Rivers suffered brain damage due to lack of oxygen while undergoing a laryngoscopy and an upper gastrointestinal endoscopy at Yorkville Endoscopy on Aug. 28. She died September 4.
The Dept. of Health report, obtained by NBC News, indicates the clinic failed "to ensure that patient care services are provided in a manner that protects the health and safety of all patients” and failed to have a process in place regarding unauthorized personnel in the procedure room.
According to the investigation, an ear, nose and throat specialist "who was not a member of the medical staff and was not privileged at the facility" performed two different "nasolaryngoscopies," one before the endoscopy and one after it. The ENT surgeon was noted in Rivers' medical records as a referring physician, the report states.
There were also discrepancies as to how much propofol was administered to Rivers during the procedure.
In a statement Monday, Yorkville Endscopy said the clinic remains open and is still fully accredited.
"Yorkville has been fully cooperative and collaborative with all regulatory and accreditation agencies. In response to the statement of deficiencies, Yorkville immediately submitted and implemented a plan of correction that addressed all issues raised. The regulatory agencies are currently reviewing the corrective plan of action and have been in regular contact with Yorkville. In addition, the physicians involved in the direct care and treatment referenced in the report no longer practice or provide services at Yorkville.

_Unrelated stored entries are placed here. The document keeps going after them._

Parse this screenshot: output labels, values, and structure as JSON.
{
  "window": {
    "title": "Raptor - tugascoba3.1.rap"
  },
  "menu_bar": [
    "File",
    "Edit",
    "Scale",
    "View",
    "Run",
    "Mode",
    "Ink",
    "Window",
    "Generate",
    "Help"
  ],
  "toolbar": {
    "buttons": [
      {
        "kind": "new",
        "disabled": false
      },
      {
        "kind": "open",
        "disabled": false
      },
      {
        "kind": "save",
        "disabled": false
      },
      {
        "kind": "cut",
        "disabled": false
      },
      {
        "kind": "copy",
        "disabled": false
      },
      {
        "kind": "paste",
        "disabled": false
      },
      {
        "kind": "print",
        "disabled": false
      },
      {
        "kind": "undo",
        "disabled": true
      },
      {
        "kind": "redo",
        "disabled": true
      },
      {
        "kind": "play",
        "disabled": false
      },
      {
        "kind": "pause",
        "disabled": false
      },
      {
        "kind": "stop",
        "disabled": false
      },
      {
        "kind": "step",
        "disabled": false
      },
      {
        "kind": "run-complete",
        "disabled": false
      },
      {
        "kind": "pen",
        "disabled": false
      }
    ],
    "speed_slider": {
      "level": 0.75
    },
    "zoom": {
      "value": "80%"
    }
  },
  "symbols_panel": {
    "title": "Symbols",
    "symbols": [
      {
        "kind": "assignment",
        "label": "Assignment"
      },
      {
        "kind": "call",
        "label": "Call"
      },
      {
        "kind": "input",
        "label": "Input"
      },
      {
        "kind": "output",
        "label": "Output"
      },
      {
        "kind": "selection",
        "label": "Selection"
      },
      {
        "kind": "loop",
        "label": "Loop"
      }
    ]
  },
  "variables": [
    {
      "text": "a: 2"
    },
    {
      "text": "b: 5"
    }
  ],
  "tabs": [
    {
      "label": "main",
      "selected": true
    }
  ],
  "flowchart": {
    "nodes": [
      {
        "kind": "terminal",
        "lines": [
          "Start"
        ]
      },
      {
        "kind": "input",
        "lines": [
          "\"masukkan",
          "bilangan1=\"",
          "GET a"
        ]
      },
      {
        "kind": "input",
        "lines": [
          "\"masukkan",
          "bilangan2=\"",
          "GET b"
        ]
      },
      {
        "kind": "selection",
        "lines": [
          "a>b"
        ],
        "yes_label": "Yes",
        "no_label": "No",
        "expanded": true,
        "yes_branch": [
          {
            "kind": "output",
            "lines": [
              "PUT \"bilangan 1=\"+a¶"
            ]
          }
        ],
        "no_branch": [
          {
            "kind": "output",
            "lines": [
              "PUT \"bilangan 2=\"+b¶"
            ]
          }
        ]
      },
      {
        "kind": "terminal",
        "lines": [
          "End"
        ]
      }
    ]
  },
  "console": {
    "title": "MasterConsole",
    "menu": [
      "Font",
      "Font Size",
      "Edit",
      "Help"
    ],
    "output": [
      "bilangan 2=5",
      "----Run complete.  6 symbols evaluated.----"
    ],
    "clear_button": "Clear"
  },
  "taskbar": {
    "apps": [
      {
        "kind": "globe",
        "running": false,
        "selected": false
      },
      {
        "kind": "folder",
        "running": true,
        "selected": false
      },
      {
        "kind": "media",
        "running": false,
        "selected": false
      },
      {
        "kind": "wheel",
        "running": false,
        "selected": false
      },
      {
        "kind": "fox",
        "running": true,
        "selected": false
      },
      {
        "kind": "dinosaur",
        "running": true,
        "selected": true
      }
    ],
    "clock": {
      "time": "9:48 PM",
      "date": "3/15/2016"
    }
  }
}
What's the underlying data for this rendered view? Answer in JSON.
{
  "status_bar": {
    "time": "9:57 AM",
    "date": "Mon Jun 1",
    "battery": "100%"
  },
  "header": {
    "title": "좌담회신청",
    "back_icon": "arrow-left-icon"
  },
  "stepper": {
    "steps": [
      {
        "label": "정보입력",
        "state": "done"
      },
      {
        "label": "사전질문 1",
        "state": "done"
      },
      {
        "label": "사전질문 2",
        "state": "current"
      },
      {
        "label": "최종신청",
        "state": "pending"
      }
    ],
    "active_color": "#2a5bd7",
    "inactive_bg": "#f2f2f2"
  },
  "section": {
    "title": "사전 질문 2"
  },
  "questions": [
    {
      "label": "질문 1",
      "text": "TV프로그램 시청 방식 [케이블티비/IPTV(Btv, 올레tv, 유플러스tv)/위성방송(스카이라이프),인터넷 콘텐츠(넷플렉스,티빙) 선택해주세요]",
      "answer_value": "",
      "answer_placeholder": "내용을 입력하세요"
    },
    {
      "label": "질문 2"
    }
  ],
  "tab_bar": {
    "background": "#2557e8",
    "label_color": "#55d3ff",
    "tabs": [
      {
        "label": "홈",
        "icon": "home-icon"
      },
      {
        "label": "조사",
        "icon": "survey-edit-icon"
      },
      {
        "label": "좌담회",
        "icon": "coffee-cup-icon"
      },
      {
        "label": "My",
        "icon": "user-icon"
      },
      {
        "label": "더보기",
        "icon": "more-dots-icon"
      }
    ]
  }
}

Yorkville will continue its commitment to complying with all standards and accreditation requirements."
Melissa Rivers has hired a New York personal injury law firm, who issued a statement on her behalf:
"Our client, Melissa Rivers, is terribly disappointed to learn of the multiple failings on the part of medical personnel and the clinic as evidenced by the CMS report. As any of us would be, Ms. Rivers is outraged by the misconduct and mismanagement now shown to have occurred before, during and after the procedure. Moving forward, Ms. Rivers will direct her efforts towards ensuring that what happened to her mother will not occur again with any other patient."